Pays du golfe - La France en porte-à-faux
Mireille Duteil

Qu’il est malaisé de voir deux amis guerroyer. C’est grosso modo la position inconfortable dans laquelle se trouve la France depuis le coup de tonnerre du 4 juin dans le Golfe : l’Arabie saoudite, les pays du Golfe, le Bahreïn et leurs obligés égyptien, yéménite puis mauritanien, rompaient leurs relations diplomatiques avec le minuscule Qatar soumis à un quasi blocus de son grand voisin saoudien.

Qu’allaient faire les nouvelles autorités françaises pour lesquelles Riyad et Doha sont traditionnellement d’excellents clients, en particulier de matériels militaires ?
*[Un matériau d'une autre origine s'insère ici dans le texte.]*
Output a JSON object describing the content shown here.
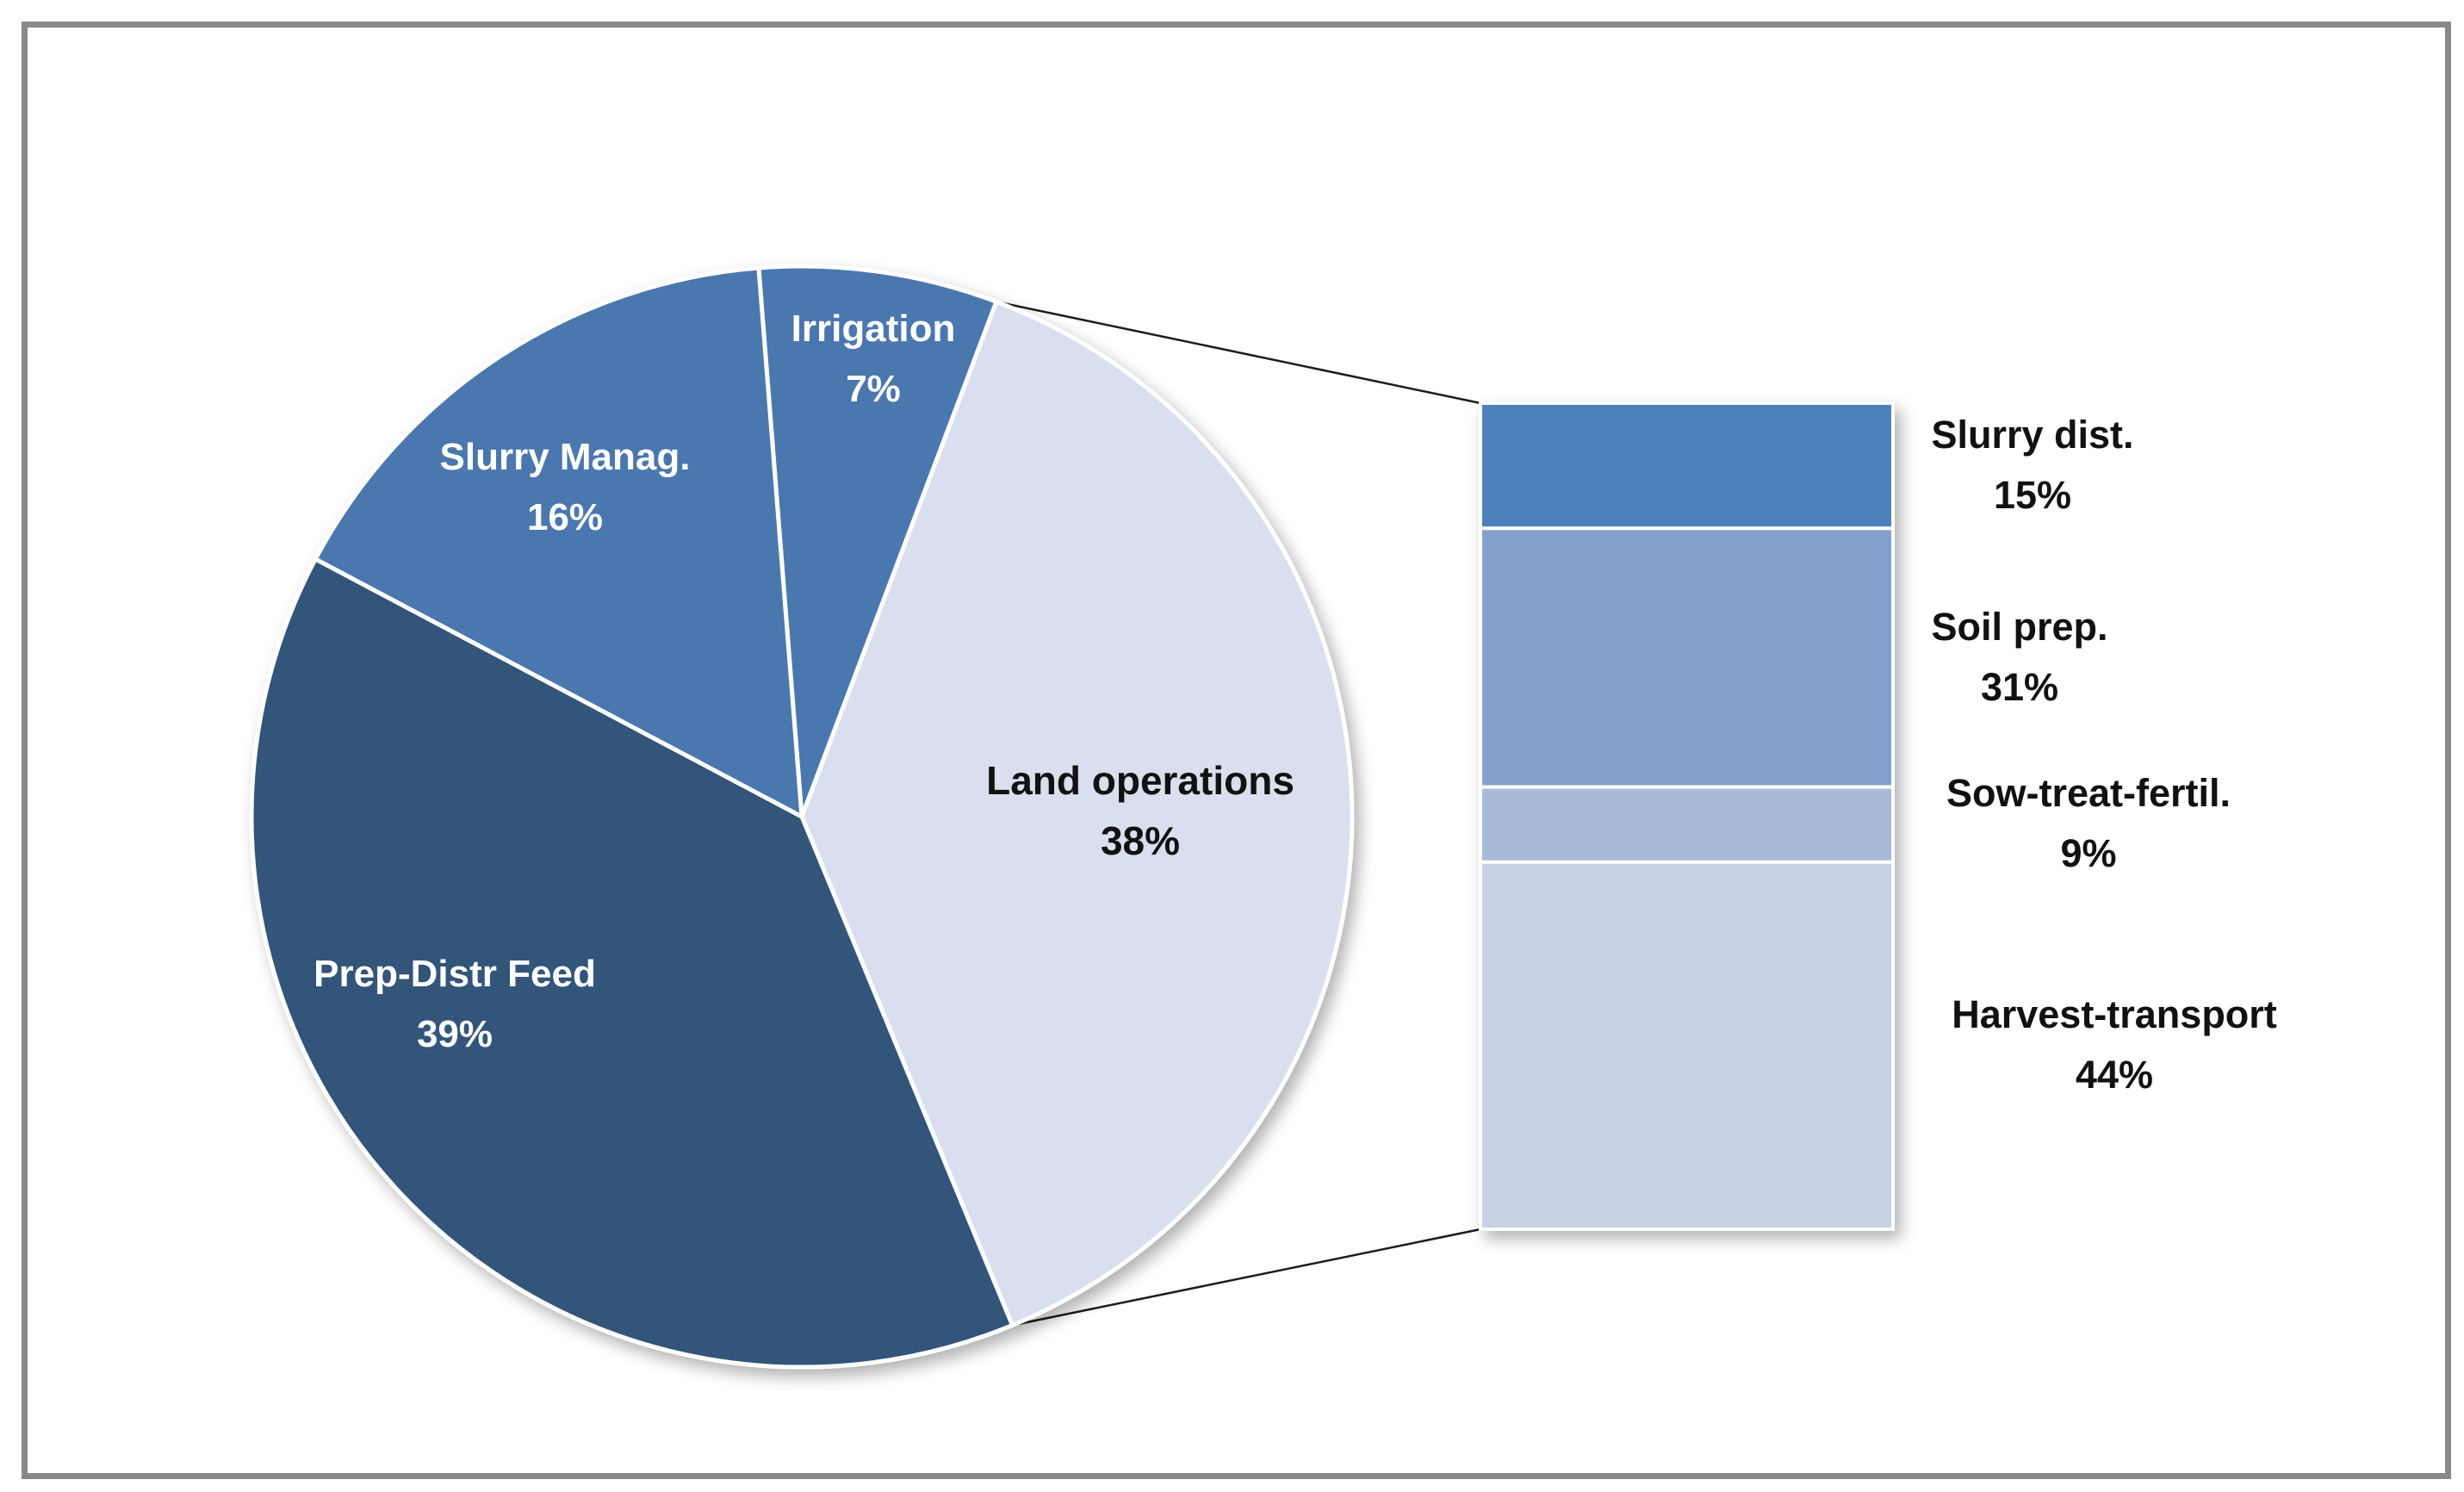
{
  "chart_data": {
    "type": "bar-of-pie",
    "title": "",
    "legend": "none",
    "pie": {
      "start_angle_deg": -4.5,
      "clockwise": true,
      "other_slice_index": 1,
      "series": [
        {
          "label": "Irrigation",
          "pct_label": "7%",
          "value": 7,
          "color": "#4b77af",
          "text_color": "#ffffff"
        },
        {
          "label": "Land operations",
          "pct_label": "38%",
          "value": 38,
          "color": "#d9dfee",
          "text_color": "#111111"
        },
        {
          "label": "Prep-Distr Feed",
          "pct_label": "39%",
          "value": 39,
          "color": "#315579",
          "text_color": "#ffffff"
        },
        {
          "label": "Slurry Manag.",
          "pct_label": "16%",
          "value": 16,
          "color": "#4b77af",
          "text_color": "#ffffff"
        }
      ]
    },
    "bar": {
      "expands_slice": "Land operations",
      "segments": [
        {
          "label": "Slurry dist.",
          "pct_label": "15%",
          "value": 15,
          "color": "#4e81bd"
        },
        {
          "label": "Soil prep.",
          "pct_label": "31%",
          "value": 31,
          "color": "#85a0cd"
        },
        {
          "label": "Sow-treat-fertil.",
          "pct_label": "9%",
          "value": 9,
          "color": "#a9bad7"
        },
        {
          "label": "Harvest-transport",
          "pct_label": "44%",
          "value": 44,
          "color": "#c6d1e5"
        }
      ]
    },
    "colors": {
      "connector_line": "#1c1c1c",
      "slice_separator": "#ffffff",
      "frame_border": "#898989"
    }
  }
}
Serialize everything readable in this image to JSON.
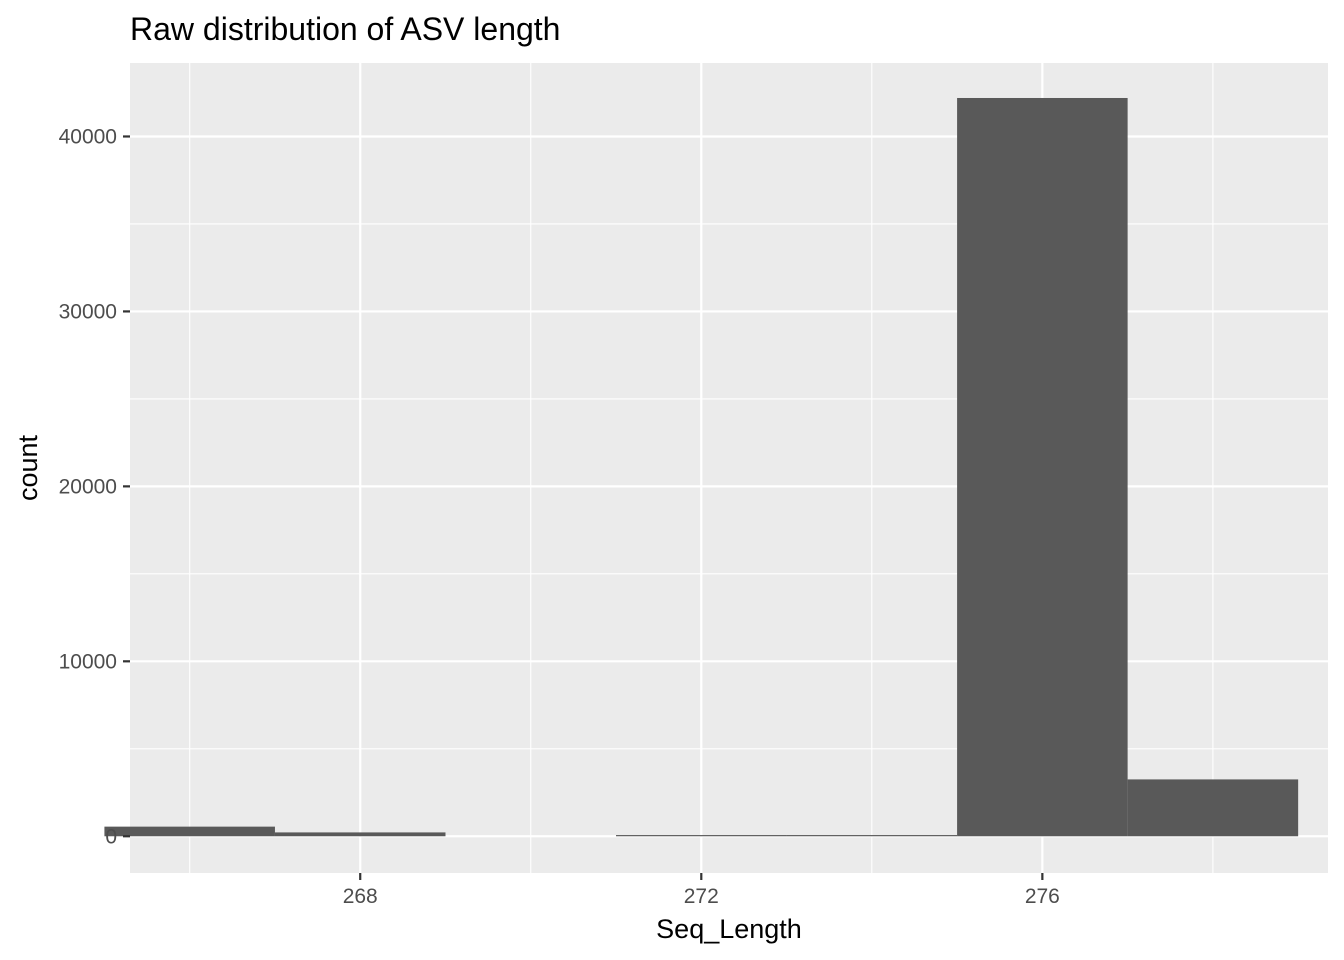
{
  "chart_data": {
    "type": "bar",
    "title": "Raw distribution of ASV length",
    "xlabel": "Seq_Length",
    "ylabel": "count",
    "xlim": [
      265.3,
      279.35
    ],
    "ylim": [
      -2100,
      44200
    ],
    "x_ticks": [
      268,
      272,
      276
    ],
    "x_minor": [
      266,
      270,
      274,
      278
    ],
    "y_ticks": [
      0,
      10000,
      20000,
      30000,
      40000
    ],
    "y_minor": [
      5000,
      15000,
      25000,
      35000
    ],
    "bin_width": 2,
    "bins": [
      {
        "x0": 265,
        "x1": 267,
        "count": 550
      },
      {
        "x0": 267,
        "x1": 269,
        "count": 220
      },
      {
        "x0": 269,
        "x1": 271,
        "count": 0
      },
      {
        "x0": 271,
        "x1": 273,
        "count": 40
      },
      {
        "x0": 273,
        "x1": 275,
        "count": 50
      },
      {
        "x0": 275,
        "x1": 277,
        "count": 42200
      },
      {
        "x0": 277,
        "x1": 279,
        "count": 3250
      }
    ],
    "bar_color": "#595959",
    "panel_background": "#ebebeb",
    "grid": true,
    "legend": "none"
  }
}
C’est dès 1994 que La France et le Qatar signent un accord de défense (complété en 1998) par lequel Paris s’engage à apporter une assistance militaire au Qatar en cas d’agression armée. Sous Nicolas Sarkozy, l’alliance entre les deux pays se renforce en particulier à travers les liens étroits que le président français noue avec le cousin de l’émir, le richissime et puissant Premier ministre et ministre des Affaires étrangères qatari, Hamad bin Jaber Al-Thani, dit HBJ. Le Qatar devient un acheteur de choix pour les avions civils et militaires français. Dés 2007, Doha promet d’acheter 80 Airbus A350 pour 16 milliards de dollars, et achètera en 2015, 24 Rafale pour 6,5 milliards d’euros. Dès 2008, les Qataris qui investissent en France (hôtels de luxe, participation dans des sociétés du CAC et PSG ...), bénéficient d’une convention fiscale hors norme (comprenant l’exonération de l’impôt sur les plus-values immobilières) que l’actuel ministre de la Justice, François Bayrou, entend dénoncer.

Avec François Hollande, l’Elysée change de poulain, même si la France demeure le 5e exportateur de marchandises vers le Qatar. L’Arabie saoudite a le vent en poupe tandis que Paris prend ses distances avec l’Iran, se gardant de déplaire à l’ami saoudien qui promet de signer de gros contrats. L’Elysée appuie Riyad dans sa guerre au Yémen, vend des matériels militaires pour lesquels le Quai d’Orsay renâcle tandis qu’en 2015, François Hollande est invité à un sommet du CCG. Les liens étroits et intéressés de ses deux prédécesseurs avec Doha puis Riyad sont peu appréciés par Emmanuel Macron. Candidat à la présidentielle, il prêche en faveur de plus de retenue avec les deux capitales. Et mettra plusieurs jours pour prendre au téléphone l’émir du Qatar lorsque celui-ci l’appellera pour le féliciter de son élection.

L’objectif de Macron est donc d’éviter de mettre la France en porte-à-faux dans cette affaire de famille. Doha espère que Paris va l’aider à renouer le dialogue avec son grand voisin. Macron n’entend pas jouer les intermédiaires mais « sou- tenir toutes les initiatives pour favoriser l’apaisement », dira le jeune président français lorsqu’il s’entretiendra au téléphone avec l’émir du Qatar, Tamin Ben Hamad Al-Thani et le souverain saoudien pour les assurer de la « disponibilité de la France de rester en contact avec toutes les parties ». Un difficile exercice d’équilibre mais aussi le moyen de renouer avec la traditionnelle politique arabe de la France.